Rocklin: I met STS9 in 2001 when Sub-ID—the band I have with my husband Brad Bowden—opened for them in Chicago. We instantly loved each other’s music and formed a friendship. We opened shows over the years and were always in contact. When we had music, we would send it along. At some point, Hunter said, “You should let us put your record out,” and we were the first artists on the band’s 1320 Records label. It was a natural progression that, when they needed a new bass player, I was the person they thought of.
While there’s plenty of variety on the record, the overall vibe is upbeat and happy, which isn’t always the case with electronica...

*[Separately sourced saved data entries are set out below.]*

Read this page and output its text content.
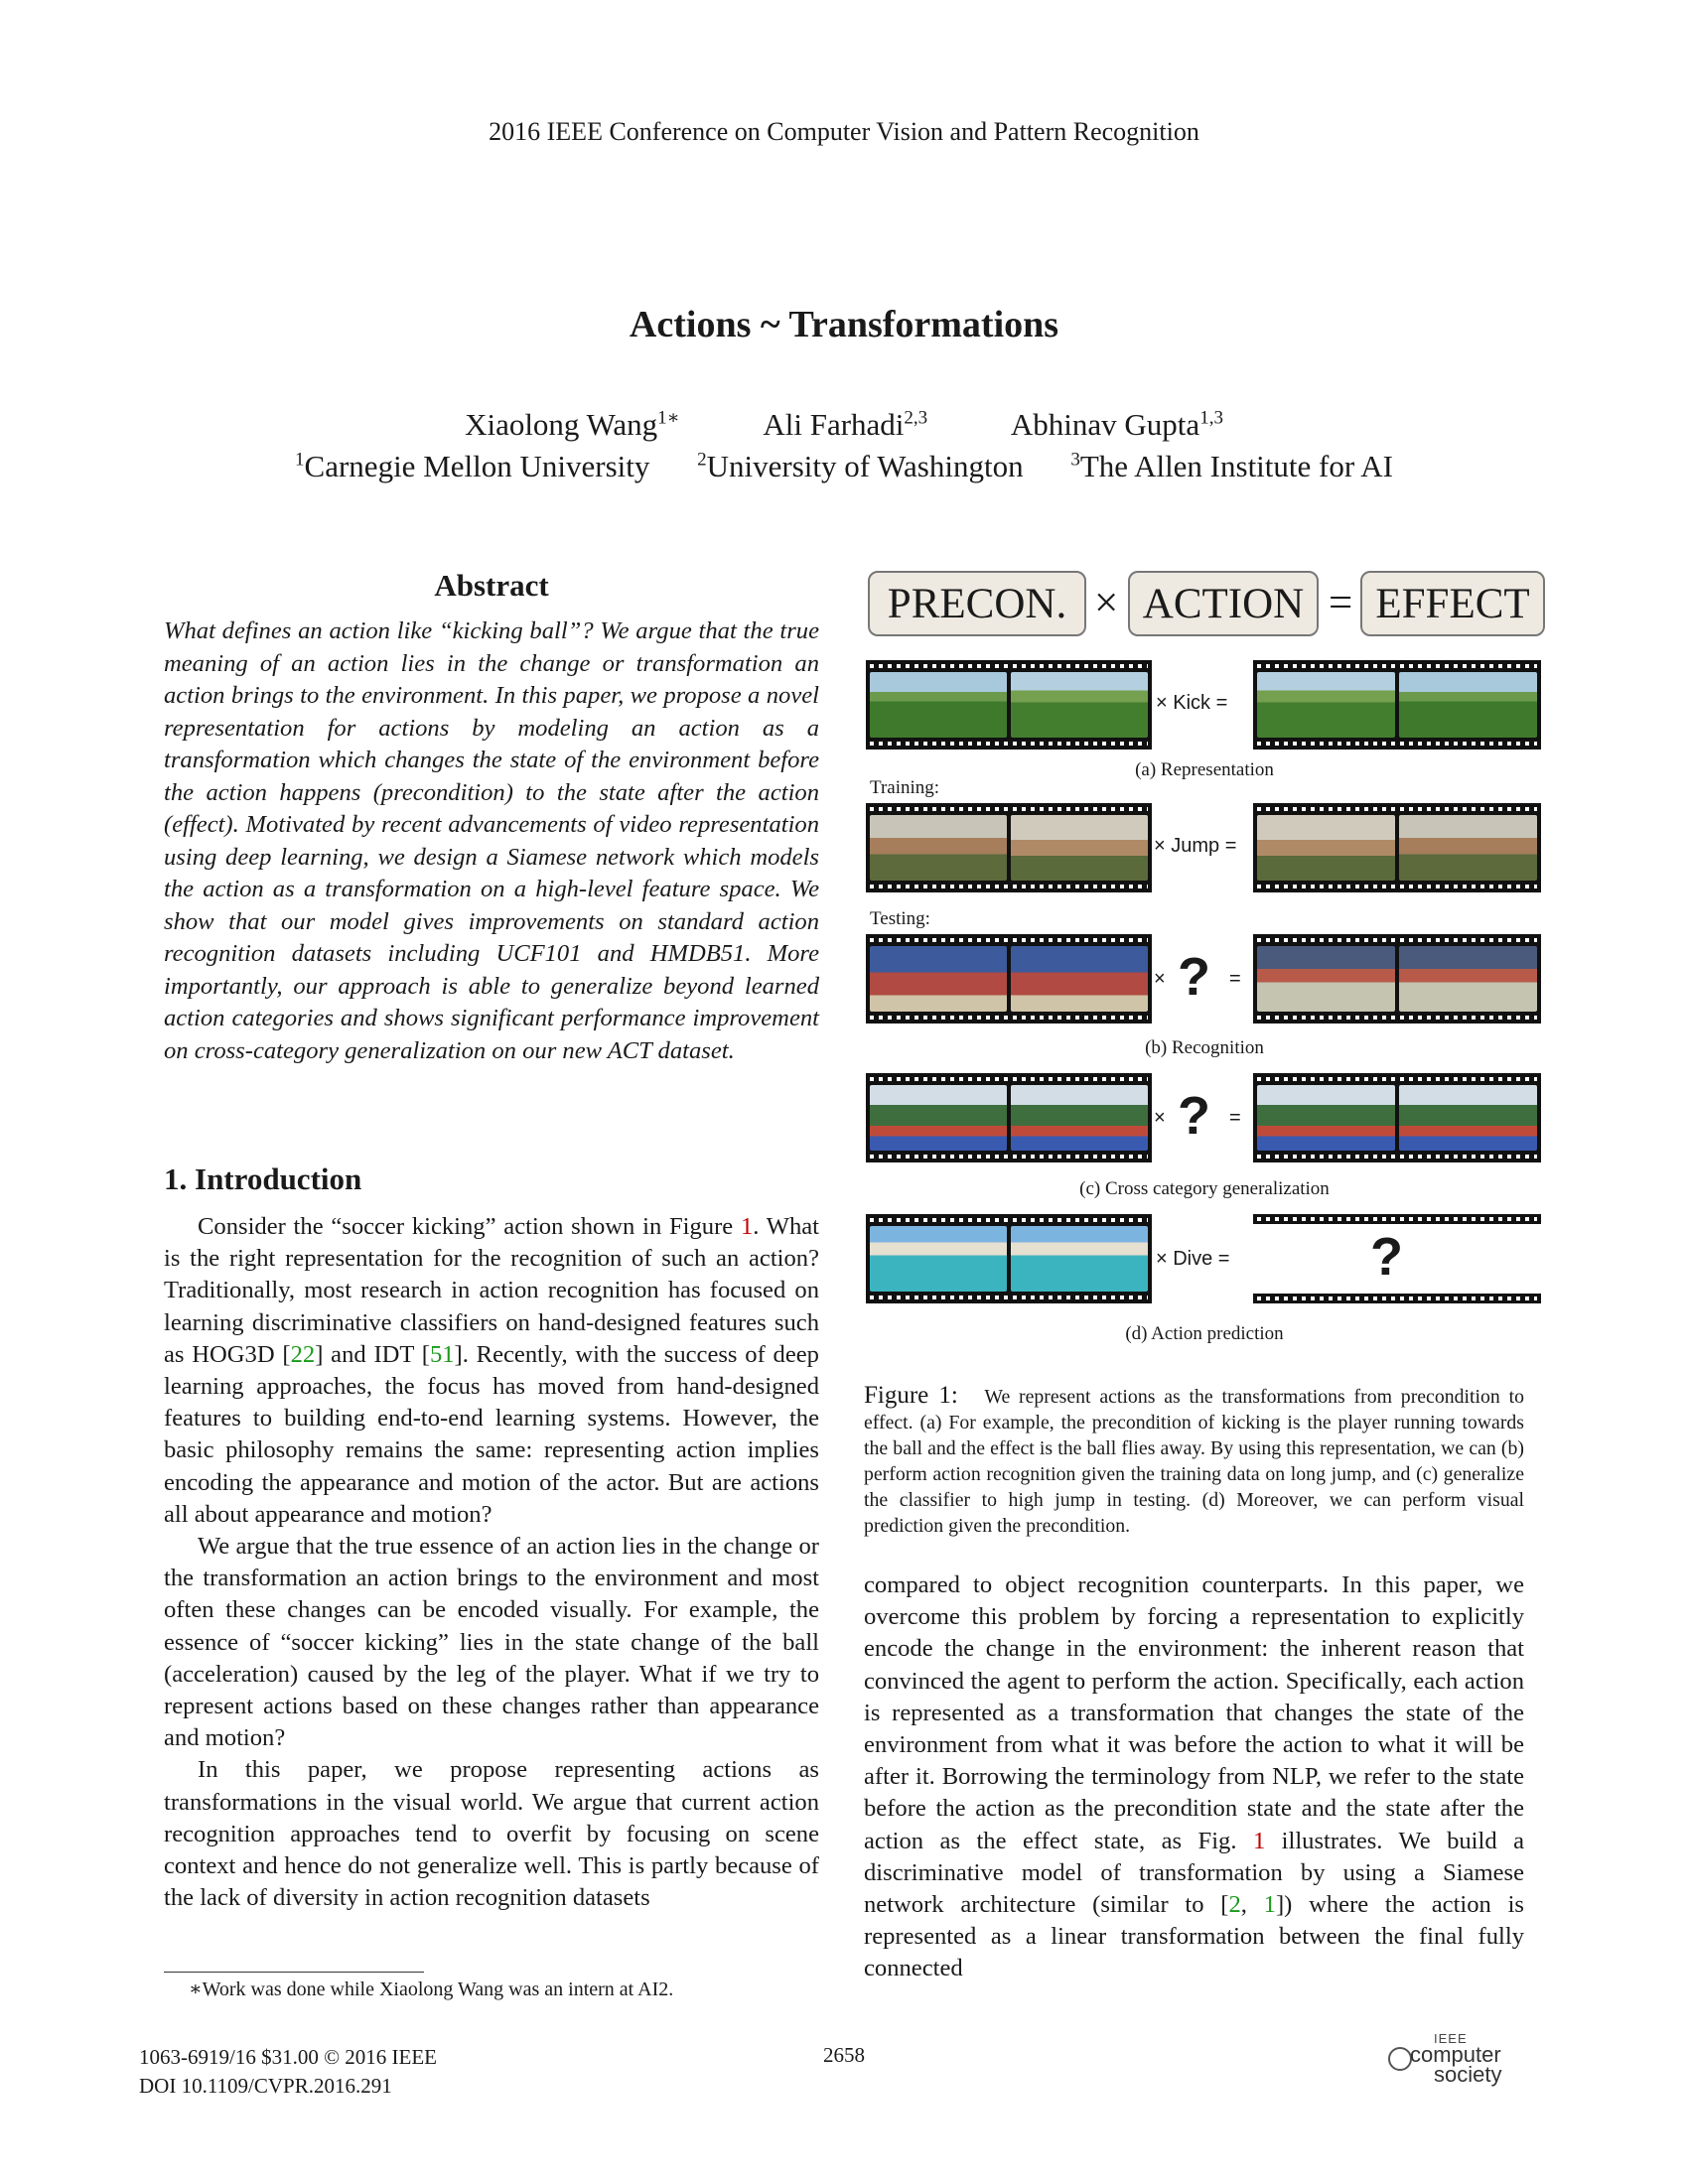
2016 IEEE Conference on Computer Vision and Pattern Recognition
Actions ~ Transformations
Xiaolong Wang$^{1∗}$	Ali Farhadi$^{2,3}$	Abhinav Gupta$^{1,3}$
$^1$Carnegie Mellon University	$^2$University of Washington	$^3$The Allen Institute for AI
Abstract
What defines an action like “kicking ball”? We argue that the true meaning of an action lies in the change or transformation an action brings to the environment. In this paper, we propose a novel representation for actions by modeling an action as a transformation which changes the state of the environment before the action happens (precondition) to the state after the action (effect). Motivated by recent advancements of video representation using deep learning, we design a Siamese network which models the action as a transformation on a high-level feature space. We show that our model gives improvements on standard action recognition datasets including UCF101 and HMDB51. More importantly, our approach is able to generalize beyond learned action categories and shows significant performance improvement on cross-category generalization on our new ACT dataset.
1. Introduction

Consider the “soccer kicking” action shown in Figure 1. What is the right representation for the recognition of such an action? Traditionally, most research in action recognition has focused on learning discriminative classifiers on hand-designed features such as HOG3D [22] and IDT [51]. Recently, with the success of deep learning approaches, the focus has moved from hand-designed features to building end-to-end learning systems. However, the basic philosophy remains the same: representing action implies encoding the appearance and motion of the actor. But are actions all about appearance and motion?

We argue that the true essence of an action lies in the change or the transformation an action brings to the environment and most often these changes can be encoded visually. For example, the essence of “soccer kicking” lies in the state change of the ball (acceleration) caused by the leg of the player. What if we try to represent actions based on these changes rather than appearance and motion?

In this paper, we propose representing actions as transformations in the visual world. We argue that current action recognition approaches tend to overfit by focusing on scene context and hence do not generalize well. This is partly because of the lack of diversity in action recognition datasets

∗Work was done while Xiaolong Wang was an intern at AI2.

compared to object recognition counterparts. In this paper, we overcome this problem by forcing a representation to explicitly encode the change in the environment: the inherent reason that convinced the agent to perform the action. Specifically, each action is represented as a transformation that changes the state of the environment from what it was before the action to what it will be after it. Borrowing the terminology from NLP, we refer to the state before the action as the precondition state and the state after the action as the effect state, as Fig. 1 illustrates. We build a discriminative model of transformation by using a Siamese network architecture (similar to [2, 1]) where the action is represented as a linear transformation between the final fully connected

PRECON. × ACTION = EFFECT
× Kick =
(a) Representation
Training:
× Jump =
Testing:
× ? =
(b) Recognition
× ? =
(c) Cross category generalization
× Dive =	?
(d) Action prediction
Figure 1: We represent actions as the transformations from precondition to effect. (a) For example, the precondition of kicking is the player running towards the ball and the effect is the ball flies away. By using this representation, we can (b) perform action recognition given the training data on long jump, and (c) generalize the classifier to high jump in testing. (d) Moreover, we can perform visual prediction given the precondition.
1063-6919/16 $31.00 © 2016 IEEE
DOI 10.1109/CVPR.2016.291
2658
IEEE
computer
society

Brown: That’s kind of our intention, if there’s such a thing. We have a message. We think music is an important part of life and we’re trying to get certain ideas about it out within the music itself. The challenge is, “How do I create what I’m feeling without sounding campy or trite?” Playing guitar—a traditional instrument that people have been listening to for so long—I want to find something that truthfully reflects what I’m feeling. It’s always a challenge to get what’s in your head and what you’re feeling out into the world. But it’s really fun. I would say it’s more fun than difficult.
Speaking of fun, the album sounds like a band having a good time. Even with the electronics, it sounds “played,” not programmed.
Rocklin: From the beginning, our intent was for listeners to be able to “see” us playing—because it’s easy in electronic music to get away from that. We actually started the record over because we really wanted to capture that.
Brown: That’s definitely true! It’s something we thought about a lot. It’s been a challenge in the past to capture that, but that’s what we went for. As primarily a rhythm guitarist, I’m always trying to find that pocket where I’m really adding and stretching the time.
Rocklin: That’s one of the things that drew me to the band from the get-go—like, “How is this even happening?” There’s this electronica thing going on and there’s the band and you don’t feel that repetitive nature with them—it’s a very unique thing. It’s something I’ve tried to honor and even accentuate.